Politik Islam dicap tidak kompatibel dengan dunia modern yang meniscayakan keterbukaan, mengedepankan partisipasi publik, dan menghilangkan fanatisme dan praktek kotor korupsi, kolusi, dan nepotisme. Hal ini menjadi tantangan serius umat Islam umat berbenah, merekonstruksi bangunan politik yang egaliter, demokratis, dan akuntabel.
Nabi Muhammad SAW. mengajarkan umat Islam untuk membangun persaudaraan lintas sektoral, tidak dibatasi sekat agama, suku, ras, dan antar golongan. Umat Islam harus bisa berkomunikasi dan bekerjasama dengan umat lain dalam memajukan bangsa dan dunia.

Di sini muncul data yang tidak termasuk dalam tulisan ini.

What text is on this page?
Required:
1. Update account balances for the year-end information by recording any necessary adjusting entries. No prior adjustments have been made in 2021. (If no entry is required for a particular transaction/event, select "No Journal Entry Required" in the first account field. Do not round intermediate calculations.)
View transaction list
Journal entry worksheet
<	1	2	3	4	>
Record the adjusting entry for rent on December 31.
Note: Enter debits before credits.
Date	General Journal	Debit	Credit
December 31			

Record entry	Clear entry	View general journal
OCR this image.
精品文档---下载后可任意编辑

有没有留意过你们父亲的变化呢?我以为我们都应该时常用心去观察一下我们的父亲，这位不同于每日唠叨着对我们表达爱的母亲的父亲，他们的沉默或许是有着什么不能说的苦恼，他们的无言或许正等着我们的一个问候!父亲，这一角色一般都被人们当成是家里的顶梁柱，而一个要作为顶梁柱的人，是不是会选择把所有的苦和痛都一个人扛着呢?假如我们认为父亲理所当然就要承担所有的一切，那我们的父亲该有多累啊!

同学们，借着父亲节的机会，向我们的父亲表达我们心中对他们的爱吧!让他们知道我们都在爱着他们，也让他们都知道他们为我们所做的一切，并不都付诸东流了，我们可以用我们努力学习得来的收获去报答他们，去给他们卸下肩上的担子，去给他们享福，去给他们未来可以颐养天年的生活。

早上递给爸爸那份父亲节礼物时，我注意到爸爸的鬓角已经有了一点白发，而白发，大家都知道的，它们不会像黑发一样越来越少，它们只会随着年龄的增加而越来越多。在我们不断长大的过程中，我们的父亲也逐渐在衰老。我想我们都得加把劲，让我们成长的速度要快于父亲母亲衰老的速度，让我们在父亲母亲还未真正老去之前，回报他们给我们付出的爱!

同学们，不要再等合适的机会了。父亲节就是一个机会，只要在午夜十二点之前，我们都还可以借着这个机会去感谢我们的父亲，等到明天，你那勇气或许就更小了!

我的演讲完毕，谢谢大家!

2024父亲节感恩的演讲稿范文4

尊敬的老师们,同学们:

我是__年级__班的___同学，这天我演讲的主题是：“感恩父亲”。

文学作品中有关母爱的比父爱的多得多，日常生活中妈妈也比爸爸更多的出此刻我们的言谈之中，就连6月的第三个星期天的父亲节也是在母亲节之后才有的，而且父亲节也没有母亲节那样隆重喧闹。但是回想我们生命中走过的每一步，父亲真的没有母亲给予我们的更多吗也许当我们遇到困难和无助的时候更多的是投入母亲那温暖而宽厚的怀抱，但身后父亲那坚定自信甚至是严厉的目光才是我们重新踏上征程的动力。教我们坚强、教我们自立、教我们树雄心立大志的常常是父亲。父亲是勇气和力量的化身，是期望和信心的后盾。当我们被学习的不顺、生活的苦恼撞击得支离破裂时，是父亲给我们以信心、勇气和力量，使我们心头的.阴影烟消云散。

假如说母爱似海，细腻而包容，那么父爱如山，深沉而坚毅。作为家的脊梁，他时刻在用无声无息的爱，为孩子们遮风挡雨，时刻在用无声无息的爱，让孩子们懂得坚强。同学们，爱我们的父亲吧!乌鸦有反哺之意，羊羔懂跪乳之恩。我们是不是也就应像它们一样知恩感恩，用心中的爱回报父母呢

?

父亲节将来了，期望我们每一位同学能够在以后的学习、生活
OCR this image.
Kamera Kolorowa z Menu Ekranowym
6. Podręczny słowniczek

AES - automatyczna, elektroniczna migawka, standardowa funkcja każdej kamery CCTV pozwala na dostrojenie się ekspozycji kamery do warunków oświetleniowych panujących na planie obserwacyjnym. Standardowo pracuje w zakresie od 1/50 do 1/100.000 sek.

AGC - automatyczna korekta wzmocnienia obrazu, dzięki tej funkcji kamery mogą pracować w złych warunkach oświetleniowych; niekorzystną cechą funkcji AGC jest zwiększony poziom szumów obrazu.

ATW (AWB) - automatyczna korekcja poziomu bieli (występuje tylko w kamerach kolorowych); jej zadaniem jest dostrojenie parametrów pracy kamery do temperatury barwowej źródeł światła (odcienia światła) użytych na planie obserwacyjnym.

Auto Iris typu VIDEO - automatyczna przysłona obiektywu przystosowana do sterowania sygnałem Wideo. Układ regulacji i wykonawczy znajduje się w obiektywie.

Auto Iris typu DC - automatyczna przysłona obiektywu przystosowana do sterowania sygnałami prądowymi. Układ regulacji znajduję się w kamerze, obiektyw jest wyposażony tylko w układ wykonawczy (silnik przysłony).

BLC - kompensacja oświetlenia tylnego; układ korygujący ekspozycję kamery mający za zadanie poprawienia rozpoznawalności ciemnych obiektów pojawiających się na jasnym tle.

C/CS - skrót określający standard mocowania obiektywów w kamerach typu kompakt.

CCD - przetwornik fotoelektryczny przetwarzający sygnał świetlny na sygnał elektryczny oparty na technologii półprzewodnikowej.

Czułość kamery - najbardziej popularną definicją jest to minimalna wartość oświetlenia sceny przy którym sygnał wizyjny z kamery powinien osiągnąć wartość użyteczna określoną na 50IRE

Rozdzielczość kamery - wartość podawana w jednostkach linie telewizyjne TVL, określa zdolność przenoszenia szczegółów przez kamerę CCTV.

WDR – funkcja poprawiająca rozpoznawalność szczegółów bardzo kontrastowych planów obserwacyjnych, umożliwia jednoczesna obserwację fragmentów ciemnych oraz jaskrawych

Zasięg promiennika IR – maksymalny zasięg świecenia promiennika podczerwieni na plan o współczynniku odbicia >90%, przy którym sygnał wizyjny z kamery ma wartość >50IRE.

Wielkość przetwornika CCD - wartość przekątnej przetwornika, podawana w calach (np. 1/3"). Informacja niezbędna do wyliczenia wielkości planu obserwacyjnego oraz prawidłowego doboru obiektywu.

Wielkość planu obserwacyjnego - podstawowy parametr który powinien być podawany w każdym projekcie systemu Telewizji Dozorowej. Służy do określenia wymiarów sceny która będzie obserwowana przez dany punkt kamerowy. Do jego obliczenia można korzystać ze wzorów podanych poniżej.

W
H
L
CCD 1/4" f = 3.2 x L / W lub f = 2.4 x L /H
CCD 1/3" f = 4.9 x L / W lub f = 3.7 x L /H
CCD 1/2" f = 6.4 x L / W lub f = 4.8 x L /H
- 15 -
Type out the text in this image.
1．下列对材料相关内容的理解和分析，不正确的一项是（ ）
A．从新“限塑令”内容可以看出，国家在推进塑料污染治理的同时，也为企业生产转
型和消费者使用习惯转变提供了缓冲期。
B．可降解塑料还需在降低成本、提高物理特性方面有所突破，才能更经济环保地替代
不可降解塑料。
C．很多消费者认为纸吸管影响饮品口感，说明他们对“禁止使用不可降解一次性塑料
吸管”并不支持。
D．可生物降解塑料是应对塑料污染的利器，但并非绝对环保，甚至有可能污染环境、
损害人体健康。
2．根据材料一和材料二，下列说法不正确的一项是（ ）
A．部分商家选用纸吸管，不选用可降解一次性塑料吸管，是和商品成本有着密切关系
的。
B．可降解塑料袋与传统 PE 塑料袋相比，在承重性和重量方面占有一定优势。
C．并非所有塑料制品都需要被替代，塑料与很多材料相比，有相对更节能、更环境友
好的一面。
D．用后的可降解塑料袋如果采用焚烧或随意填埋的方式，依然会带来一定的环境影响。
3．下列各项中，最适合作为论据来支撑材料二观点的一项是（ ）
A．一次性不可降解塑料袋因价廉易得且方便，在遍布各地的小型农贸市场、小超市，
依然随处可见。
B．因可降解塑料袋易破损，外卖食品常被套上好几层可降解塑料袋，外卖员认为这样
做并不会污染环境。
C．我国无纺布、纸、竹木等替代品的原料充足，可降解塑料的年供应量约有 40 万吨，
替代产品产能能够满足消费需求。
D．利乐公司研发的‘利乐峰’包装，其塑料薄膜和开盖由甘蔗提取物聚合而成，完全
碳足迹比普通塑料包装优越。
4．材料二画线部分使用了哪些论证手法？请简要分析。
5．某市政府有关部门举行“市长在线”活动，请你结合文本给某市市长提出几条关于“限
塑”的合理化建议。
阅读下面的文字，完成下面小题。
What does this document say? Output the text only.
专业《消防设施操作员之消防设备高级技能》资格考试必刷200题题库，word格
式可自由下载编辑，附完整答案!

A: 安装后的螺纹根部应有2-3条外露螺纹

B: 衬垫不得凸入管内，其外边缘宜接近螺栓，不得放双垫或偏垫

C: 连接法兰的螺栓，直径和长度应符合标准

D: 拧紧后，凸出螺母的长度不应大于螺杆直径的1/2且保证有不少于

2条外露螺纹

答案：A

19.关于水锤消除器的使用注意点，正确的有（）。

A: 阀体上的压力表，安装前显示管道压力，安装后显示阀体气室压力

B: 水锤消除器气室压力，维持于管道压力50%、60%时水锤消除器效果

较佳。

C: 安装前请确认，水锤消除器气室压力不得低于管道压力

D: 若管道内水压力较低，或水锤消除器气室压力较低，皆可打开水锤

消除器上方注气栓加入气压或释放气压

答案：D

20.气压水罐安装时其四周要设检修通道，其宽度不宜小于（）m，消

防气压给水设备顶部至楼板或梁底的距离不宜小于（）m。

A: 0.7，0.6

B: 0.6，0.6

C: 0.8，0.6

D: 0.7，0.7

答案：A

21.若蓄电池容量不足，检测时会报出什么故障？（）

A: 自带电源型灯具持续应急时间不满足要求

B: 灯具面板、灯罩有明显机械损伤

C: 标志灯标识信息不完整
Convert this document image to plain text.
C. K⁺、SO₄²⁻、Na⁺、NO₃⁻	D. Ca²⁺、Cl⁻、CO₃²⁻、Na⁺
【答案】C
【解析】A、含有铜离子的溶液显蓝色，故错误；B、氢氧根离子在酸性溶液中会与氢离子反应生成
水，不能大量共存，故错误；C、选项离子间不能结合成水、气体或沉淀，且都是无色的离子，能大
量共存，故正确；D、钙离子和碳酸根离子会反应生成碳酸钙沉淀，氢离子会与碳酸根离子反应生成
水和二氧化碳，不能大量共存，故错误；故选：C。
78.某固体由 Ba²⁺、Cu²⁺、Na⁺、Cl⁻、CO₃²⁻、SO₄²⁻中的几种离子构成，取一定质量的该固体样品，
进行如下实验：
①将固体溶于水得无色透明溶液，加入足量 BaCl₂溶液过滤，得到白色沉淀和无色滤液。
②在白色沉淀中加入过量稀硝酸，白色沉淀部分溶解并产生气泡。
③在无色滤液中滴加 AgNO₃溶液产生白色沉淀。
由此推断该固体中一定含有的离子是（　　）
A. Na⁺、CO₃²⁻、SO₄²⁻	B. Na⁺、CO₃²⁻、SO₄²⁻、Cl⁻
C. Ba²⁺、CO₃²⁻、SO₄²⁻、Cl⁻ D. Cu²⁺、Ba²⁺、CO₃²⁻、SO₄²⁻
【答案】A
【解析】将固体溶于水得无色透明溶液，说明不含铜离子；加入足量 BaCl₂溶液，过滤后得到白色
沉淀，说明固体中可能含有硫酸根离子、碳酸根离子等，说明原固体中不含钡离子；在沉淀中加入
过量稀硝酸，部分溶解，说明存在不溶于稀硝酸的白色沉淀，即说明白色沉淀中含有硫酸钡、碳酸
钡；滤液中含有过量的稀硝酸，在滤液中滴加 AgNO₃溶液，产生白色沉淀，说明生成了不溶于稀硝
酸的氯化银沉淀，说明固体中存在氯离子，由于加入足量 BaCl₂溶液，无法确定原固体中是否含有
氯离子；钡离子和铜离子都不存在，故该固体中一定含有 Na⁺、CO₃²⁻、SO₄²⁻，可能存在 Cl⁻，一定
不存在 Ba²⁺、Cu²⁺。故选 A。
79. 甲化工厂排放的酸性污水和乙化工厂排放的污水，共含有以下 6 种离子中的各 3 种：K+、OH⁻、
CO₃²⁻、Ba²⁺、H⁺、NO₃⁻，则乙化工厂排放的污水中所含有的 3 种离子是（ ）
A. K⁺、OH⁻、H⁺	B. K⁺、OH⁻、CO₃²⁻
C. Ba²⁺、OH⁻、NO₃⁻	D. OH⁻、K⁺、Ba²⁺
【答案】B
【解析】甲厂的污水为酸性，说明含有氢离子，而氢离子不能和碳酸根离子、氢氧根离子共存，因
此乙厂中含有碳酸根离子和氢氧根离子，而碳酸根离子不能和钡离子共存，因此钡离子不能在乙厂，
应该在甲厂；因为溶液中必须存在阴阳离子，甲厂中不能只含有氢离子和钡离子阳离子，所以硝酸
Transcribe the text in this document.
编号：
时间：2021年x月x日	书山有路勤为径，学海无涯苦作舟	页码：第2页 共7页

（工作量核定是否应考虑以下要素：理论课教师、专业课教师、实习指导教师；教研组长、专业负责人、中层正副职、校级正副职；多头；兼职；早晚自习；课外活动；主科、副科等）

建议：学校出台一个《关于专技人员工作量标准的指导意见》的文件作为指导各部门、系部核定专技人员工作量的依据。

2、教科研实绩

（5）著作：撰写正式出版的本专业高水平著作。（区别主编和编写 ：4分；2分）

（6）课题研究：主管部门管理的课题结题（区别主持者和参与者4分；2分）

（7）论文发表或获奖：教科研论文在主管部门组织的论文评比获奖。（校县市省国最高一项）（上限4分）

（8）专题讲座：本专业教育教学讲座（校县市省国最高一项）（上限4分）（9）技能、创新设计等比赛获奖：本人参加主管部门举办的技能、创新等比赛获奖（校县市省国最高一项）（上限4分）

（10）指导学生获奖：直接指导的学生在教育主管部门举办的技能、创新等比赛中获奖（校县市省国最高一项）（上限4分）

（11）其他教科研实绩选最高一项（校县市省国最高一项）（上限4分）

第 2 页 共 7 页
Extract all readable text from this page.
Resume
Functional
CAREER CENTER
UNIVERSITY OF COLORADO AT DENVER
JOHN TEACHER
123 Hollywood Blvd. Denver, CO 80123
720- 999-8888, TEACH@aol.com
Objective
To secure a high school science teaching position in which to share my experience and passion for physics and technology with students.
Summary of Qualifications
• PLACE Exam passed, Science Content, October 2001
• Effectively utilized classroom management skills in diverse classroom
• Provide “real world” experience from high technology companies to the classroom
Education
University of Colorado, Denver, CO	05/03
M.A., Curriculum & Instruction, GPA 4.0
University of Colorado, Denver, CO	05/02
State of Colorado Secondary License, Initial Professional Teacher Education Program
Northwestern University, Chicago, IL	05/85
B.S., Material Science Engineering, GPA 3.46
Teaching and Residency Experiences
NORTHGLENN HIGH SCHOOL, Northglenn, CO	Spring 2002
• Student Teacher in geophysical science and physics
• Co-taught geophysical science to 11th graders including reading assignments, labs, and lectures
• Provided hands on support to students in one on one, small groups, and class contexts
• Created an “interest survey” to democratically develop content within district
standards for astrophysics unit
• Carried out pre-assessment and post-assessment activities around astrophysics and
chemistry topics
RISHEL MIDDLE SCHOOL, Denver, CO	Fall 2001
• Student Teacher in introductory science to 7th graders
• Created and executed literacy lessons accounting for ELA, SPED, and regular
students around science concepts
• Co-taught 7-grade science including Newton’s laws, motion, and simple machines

Piagam Madinah adalah contoh terbaik dimana Nabi Muhammad mampu duduk dengan para pemuka agama dan politik di Madinah untuk membangun rasa memiliki dalam membangun bangsa, dengan mengesampingkan agama.
Memang, sampai sekarang, relasi Islam dan politik masih menjadi perdebatan panjang. Masih ada yang mengikuti paham integrasi, bahwa Islam adalah agama dan negara; ada yang sekuler, bahwa Islam hanya agama, sedangkan politik adalah wilayah konsensus publik; dan ada yang sinergis, bahwa Islam adalah agama yang tidak menentukan bentuk negara, tapi selalu membawa pesan-pesan esensial bagi semua bidang, tidak terkecuali politik, yaitu pesan keadilan, kesejahteraan, kesetaraan, dan mengedepankan musyawarah.
Dalam kitab-kitab utama yang biasa dikaji umat Islam, banyak yang menekankan bentuk intagrasi, bahwa kepemimpinan politik adalah keniscayaan dalam Islam untuk menegakkan misi Islam yang suci.
Abu Hafsin, Ph.D, dan Ulil Abshar Abdalla, MA, mengutip statement Imam Ghazali dalam kitab Ihya’ Ulumiddin Juz 1, h. 37 : Kerajaan dan agama adalah dua entitas, agama adalah pondasi dan raja adalah penjaganya, sesuatu yang tidak ada pondasi akan roboh dan sesuatu yang tidak ada penjaganya akan terbengkalai, dan kerajaan tidak sempurna tanpa ada raja.
Statement Imam Ghazali di atas mengukuhkan peran agama dan negara yang terintegrasi dalam satu sistem. Negara berperan menerjemahkan ajaran-ajaran agama dalam wilayah publik.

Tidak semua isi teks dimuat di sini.